Sharing knowledge
Given the challenging healthcare conditions, helping build the local medical talent pool is also on the agenda of the Chinese medical teams to Africa, just as the old Chinese proverb — Give a man a fish, and you feed him for a day; teach a man to fish and you feed him for a lifetime.
From 2013 to 2015, Lu Jian, a neurosurgeon from the Second Affiliated Hospital of Xi'an Jiaotong University, joined the 31st batch of the Shaanxi medical aid team to Sudan.
Upon arrival at the China-Sudan Omdurman Friendship Hospital in Khartoum, the capital of Sudan, Lu conducted a detailed survey of the hospital's neurosurgery-related work conditions, including personnel, equipment, wards, operating rooms and other facilities.
After a thorough study, Lu found that the hospital's infrastructure fell short of the requirements for neurosurgery. After multiple discussions and exchanges with local doctors, he tailored a work plan primarily focused on outpatient services and training course for medics.
"There are about 40 neurosurgeons in Sudan.
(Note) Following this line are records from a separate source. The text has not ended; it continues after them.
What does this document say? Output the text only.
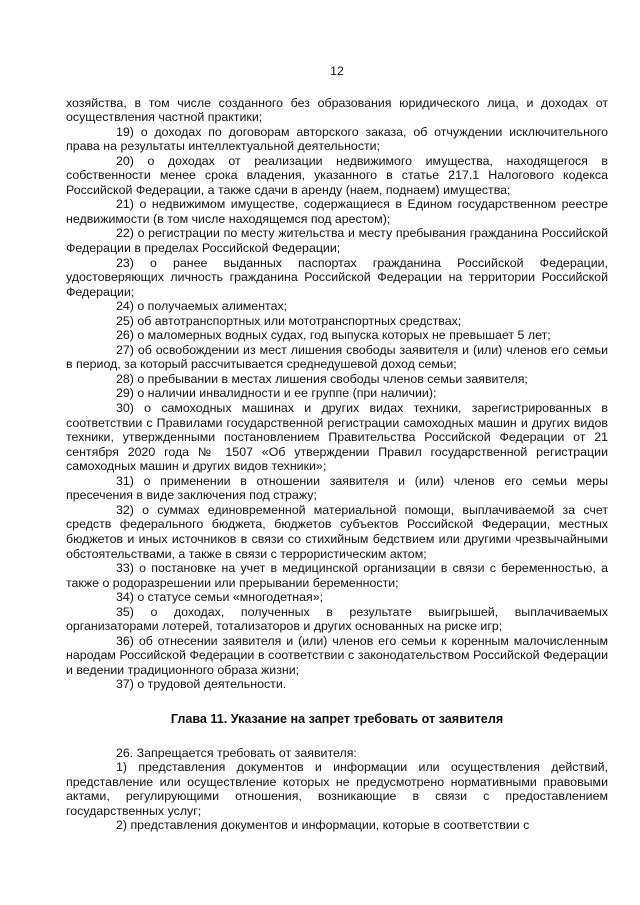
12

хозяйства, в том числе созданного без образования юридического лица, и доходах от осуществления частной практики;

19) о доходах по договорам авторского заказа, об отчуждении исключительного права на результаты интеллектуальной деятельности;

20) о доходах от реализации недвижимого имущества, находящегося в собственности менее срока владения, указанного в статье 217.1 Налогового кодекса Российской Федерации, а также сдачи в аренду (наем, поднаем) имущества;

21) о недвижимом имуществе, содержащиеся в Едином государственном реестре недвижимости (в том числе находящемся под арестом);

22) о регистрации по месту жительства и месту пребывания гражданина Российской Федерации в пределах Российской Федерации;

23) о ранее выданных паспортах гражданина Российской Федерации, удостоверяющих личность гражданина Российской Федерации на территории Российской Федерации;

24) о получаемых алиментах;

25) об автотранспортных или мототранспортных средствах;

26) о маломерных водных судах, год выпуска которых не превышает 5 лет;

27) об освобождении из мест лишения свободы заявителя и (или) членов его семьи в период, за который рассчитывается среднедушевой доход семьи;

28) о пребывании в местах лишения свободы членов семьи заявителя;

29) о наличии инвалидности и ее группе (при наличии);

30) о самоходных машинах и других видах техники, зарегистрированных в соответствии с Правилами государственной регистрации самоходных машин и других видов техники, утвержденными постановлением Правительства Российской Федерации от 21 сентября 2020 года № 1507 «Об утверждении Правил государственной регистрации самоходных машин и других видов техники»;

31) о применении в отношении заявителя и (или) членов его семьи меры пресечения в виде заключения под стражу;

32) о суммах единовременной материальной помощи, выплачиваемой за счет средств федерального бюджета, бюджетов субъектов Российской Федерации, местных бюджетов и иных источников в связи со стихийным бедствием или другими чрезвычайными обстоятельствами, а также в связи с террористическим актом;

33) о постановке на учет в медицинской организации в связи с беременностью, а также о родоразрешении или прерывании беременности;

34) о статусе семьи «многодетная»;

35) о доходах, полученных в результате выигрышей, выплачиваемых организаторами лотерей, тотализаторов и других основанных на риске игр;

36) об отнесении заявителя и (или) членов его семьи к коренным малочисленным народам Российской Федерации в соответствии с законодательством Российской Федерации и ведении традиционного образа жизни;

37) о трудовой деятельности.

Глава 11. Указание на запрет требовать от заявителя

26. Запрещается требовать от заявителя:

1) представления документов и информации или осуществления действий, представление или осуществление которых не предусмотрено нормативными правовыми актами, регулирующими отношения, возникающие в связи с предоставлением государственных услуг;

2) представления документов и информации, которые в соответствии с
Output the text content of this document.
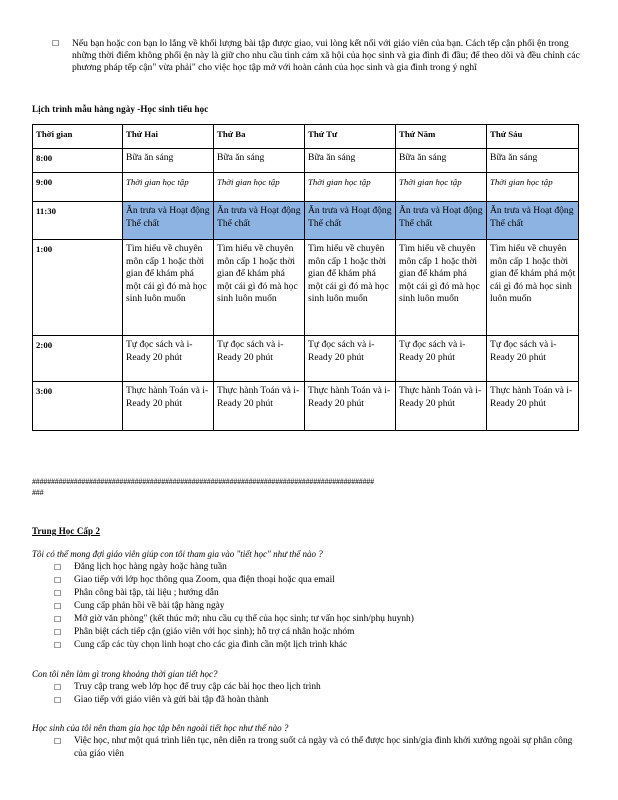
☐	Nếu bạn hoặc con bạn lo lắng về khối lượng bài tập được giao, vui lòng kết nối với giáo viên của bạn. Cách tếp cận phối ện trong những thời điểm không phối ện này là giữ cho nhu cầu tình cảm xã hội của học sinh và gia đình đi đầu; để theo dõi và đều chỉnh các phương pháp tếp cận" vừa phải" cho việc học tập mở với hoàn cảnh của học sinh và gia đình trong ý nghĩ
Lịch trình mẫu hàng ngày -Học sinh tiểu học
Thời gian	Thứ Hai	Thứ Ba	Thứ Tư	Thứ Năm	Thứ Sáu
8:00	Bữa ăn sáng	Bữa ăn sáng	Bữa ăn sáng	Bữa ăn sáng	Bữa ăn sáng
9:00	Thời gian học tập	Thời gian học tập	Thời gian học tập	Thời gian học tập	Thời gian học tập
11:30	Ăn trưa và Hoạt động Thể chất	Ăn trưa và Hoạt động Thể chất	Ăn trưa và Hoạt động Thể chất	Ăn trưa và Hoạt động Thể chất	Ăn trưa và Hoạt động Thể chất
1:00	Tìm hiểu về chuyên môn cấp 1 hoặc thời gian để khám phá một cái gì đó mà học sinh luôn muốn	Tìm hiểu về chuyên môn cấp 1 hoặc thời gian để khám phá một cái gì đó mà học sinh luôn muốn	Tìm hiểu về chuyên môn cấp 1 hoặc thời gian để khám phá một cái gì đó mà học sinh luôn muốn	Tìm hiểu về chuyên môn cấp 1 hoặc thời gian để khám phá một cái gì đó mà học sinh luôn muốn	Tìm hiểu về chuyên môn cấp 1 hoặc thời gian để khám phá một cái gì đó mà học sinh luôn muốn
2:00	Tự đọc sách và i-Ready 20 phút	Tự đọc sách và i-Ready 20 phút	Tự đọc sách và i-Ready 20 phút	Tự đọc sách và i-Ready 20 phút	Tự đọc sách và i-Ready 20 phút
3:00	Thực hành Toán và i-Ready 20 phút	Thực hành Toán và i-Ready 20 phút	Thực hành Toán và i-Ready 20 phút	Thực hành Toán và i-Ready 20 phút	Thực hành Toán và i-Ready 20 phút
##########################################################################################
###
Trung Học Cấp 2
Tôi có thể mong đợi giáo viên giúp con tôi tham gia vào "tiết học" như thế nào ?
☐	Đăng lịch học hàng ngày hoặc hàng tuần
☐	Giao tiếp với lớp học thông qua Zoom, qua điện thoại hoặc qua email
☐	Phân công bài tập, tài liệu ; hướng dẫn
☐	Cung cấp phản hồi về bài tập hàng ngày
☐	Mở giờ văn phòng" (kết thúc mở; nhu cầu cụ thể của học sinh; tư vấn học sinh/phụ huynh)
☐	Phân biệt cách tiếp cận (giáo viên với học sinh); hỗ trợ cá nhân hoặc nhóm
☐	Cung cấp các tùy chọn linh hoạt cho các gia đình cần một lịch trình khác
Con tôi nên làm gì trong khoảng thời gian tiết học?
☐	Truy cập trang web lớp học để truy cập các bài học theo lịch trình
☐	Giao tiếp với giáo viên và gửi bài tập đã hoàn thành
Học sinh của tôi nên tham gia học tập bên ngoài tiết học như thế nào ?
☐	Việc học, như một quá trình liên tục, nên diễn ra trong suốt cả ngày và có thể được học sinh/gia đình khởi xướng ngoài sự phân công của giáo viên
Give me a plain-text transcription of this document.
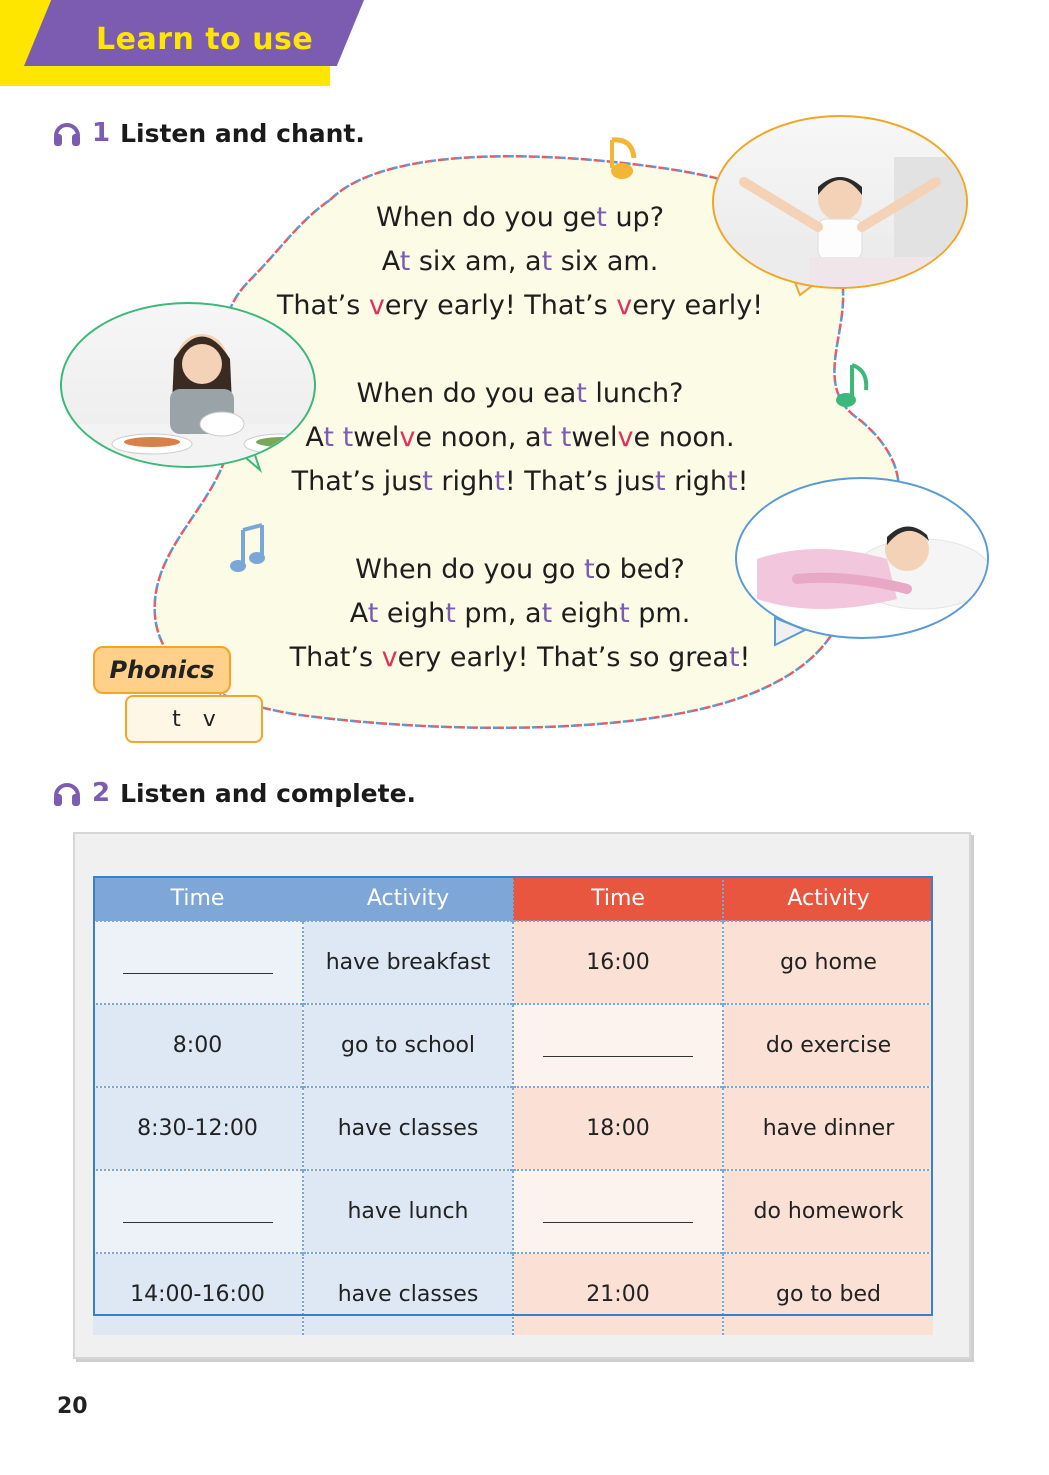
Learn to use
1 Listen and chant.
When do you get up?
At six am, at six am.
That’s very early! That’s very early!
When do you eat lunch?
At twelve noon, at twelve noon.
That’s just right! That’s just right!
When do you go to bed?
At eight pm, at eight pm.
That’s very early! That’s so great!
t v
Phonics
2 Listen and complete.
Time	Activity	Time	Activity

	have breakfast	16:00	go home
8:00	go to school		do exercise
8:30-12:00	have classes	18:00	have dinner

	have lunch		do homework
14:00-16:00	have classes	21:00	go to bed
20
In outpatient clinics and wards, I focused on sharing basic theories, principles and methods of modern neurosurgery concerning common and prevalent diseases in the area with local colleagues," Lu says.
He organized lectures, introducing local neurosurgeons to the latest knowledge and innovative technologies in modern neurosurgery. He helped local doctors save critically ill patients. In the face of extremely challenging environment and limited conditions, he successfully translated the second and third volumes of the book, Neurosurgery Practice Manual — Discourses of the Masters.
After the foreign medical aid work, a Sudanese neurosurgeon influenced by him came to Xi'an Jiaotong University to pursue a master's degree in medicine.